Cinder is a futuristic spin on an old classic: Cinderella. Cinder is a 16-year-old girl living in New Beijing. She is the best mechanic in town, has a robot-droid for a best friend, and a wicked stepmother. Cinder’s story does not end there. She is also a cyborg. Cyborgs are second-class citizens who have been injured and now have robotic parts to replace the ones they have lost. Cinder does not remember anything before her surgery when she was 11. Another wrench in Cinder’s life (pun intended) is that there is a plague ravaging earth. In order to try to find a cure for the plague, the kingdom Cinder lives in has instituted a cyborg draft. Each day one cyborg is selected and then taken to the palace research lab, where they are used to test the latest antidote for the cure; these cyborgs never come back. Cinder’s relatively humdrum life of gadgets, gears and grease gets turned upside down when the kingdom’s heartthrob, Prince Kai, brings his personal droid to Cinder to repair.
The book was enjoyable brain candy. My biggest complaint was that it seemed to take a while to really understand what a cyborg was.
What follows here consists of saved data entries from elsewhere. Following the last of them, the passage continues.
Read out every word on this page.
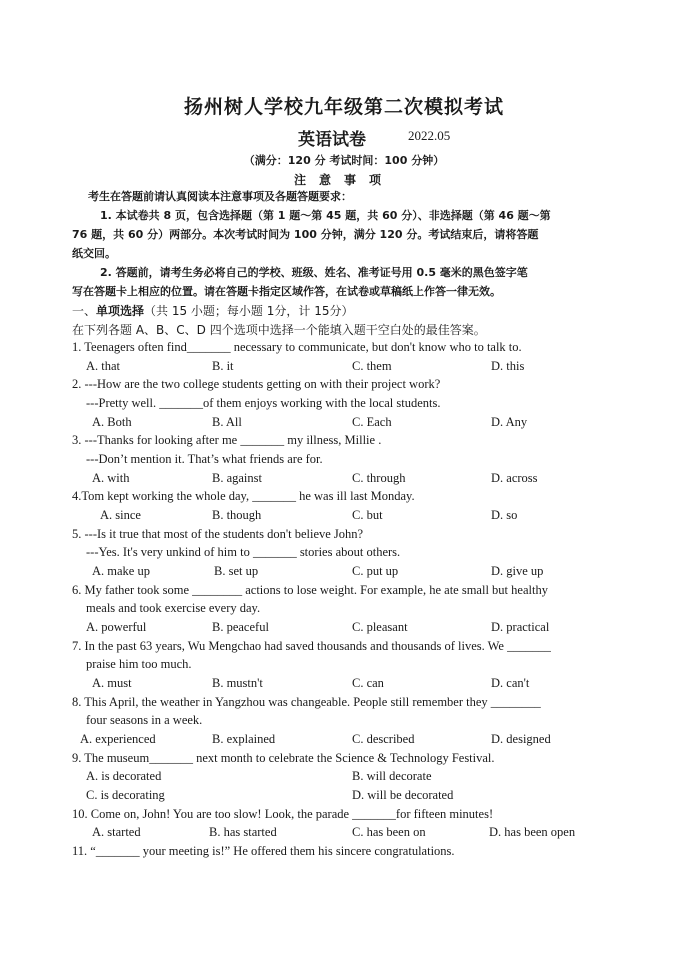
扬州树人学校九年级第二次模拟考试
英语试卷	2022.05
（满分：120 分 考试时间：100 分钟）
注意事项
考生在答题前请认真阅读本注意事项及各题答题要求：
1. 本试卷共 8 页，包含选择题（第 1 题～第 45 题，共 60 分）、非选择题（第 46 题～第
76 题，共 60 分）两部分。本次考试时间为 100 分钟，满分 120 分。考试结束后，请将答题
纸交回。
2. 答题前，请考生务必将自己的学校、班级、姓名、准考证号用 0.5 毫米的黑色签字笔
写在答题卡上相应的位置。请在答题卡指定区域作答，在试卷或草稿纸上作答一律无效。
一、单项选择（共 15 小题；每小题 1分，计 15分）
在下列各题 A、B、C、D 四个选项中选择一个能填入题干空白处的最佳答案。
1. Teenagers often find_______ necessary to communicate, but don't know who to talk to.
A. that	B. it	C. them	D. this
2. ---How are the two college students getting on with their project work?
---Pretty well. _______of them enjoys working with the local students.
A. Both	B. All	C. Each	D. Any
3. ---Thanks for looking after me _______ my illness, Millie .
---Don’t mention it. That’s what friends are for.
A. with	B. against	C. through	D. across
4.Tom kept working the whole day, _______ he was ill last Monday.
A. since	B. though	C. but	D. so
5. ---Is it true that most of the students don't believe John?
---Yes. It's very unkind of him to _______ stories about others.
A. make up	B. set up	C. put up	D. give up
6. My father took some ________ actions to lose weight. For example, he ate small but healthy
meals and took exercise every day.
A. powerful	B. peaceful	C. pleasant	D. practical
7. In the past 63 years, Wu Mengchao had saved thousands and thousands of lives. We _______
praise him too much.
A. must	B. mustn't	C. can	D. can't
8. This April, the weather in Yangzhou was changeable. People still remember they ________
four seasons in a week.
A. experienced	B. explained	C. described	D. designed
9. The museum_______ next month to celebrate the Science & Technology Festival.
A. is decorated	B. will decorate
C. is decorating	D. will be decorated
10. Come on, John! You are too slow! Look, the parade _______for fifteen minutes!
A. started	B. has started	C. has been on	D. has been open
11. “_______ your meeting is!” He offered them his sincere congratulations.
Considering fairy tales are to zombies now what zombies were to vampires five years ago, I can imagine there will be a certain appeal to this book on that fact alone. It is also the first novel from author Marissa Meyer; there are three more books slated to be in the series.
Rated: Mild. The plague sweeping the globe tends to make the book focused on death. There is some non-graphic description of the progression of the plague. There is also a handful, at most, of minor language. The only sexual content is when Cinder’s droid, who has a programming error which makes it far more personable than it should be, asks if the prince’s droid has seen him naked.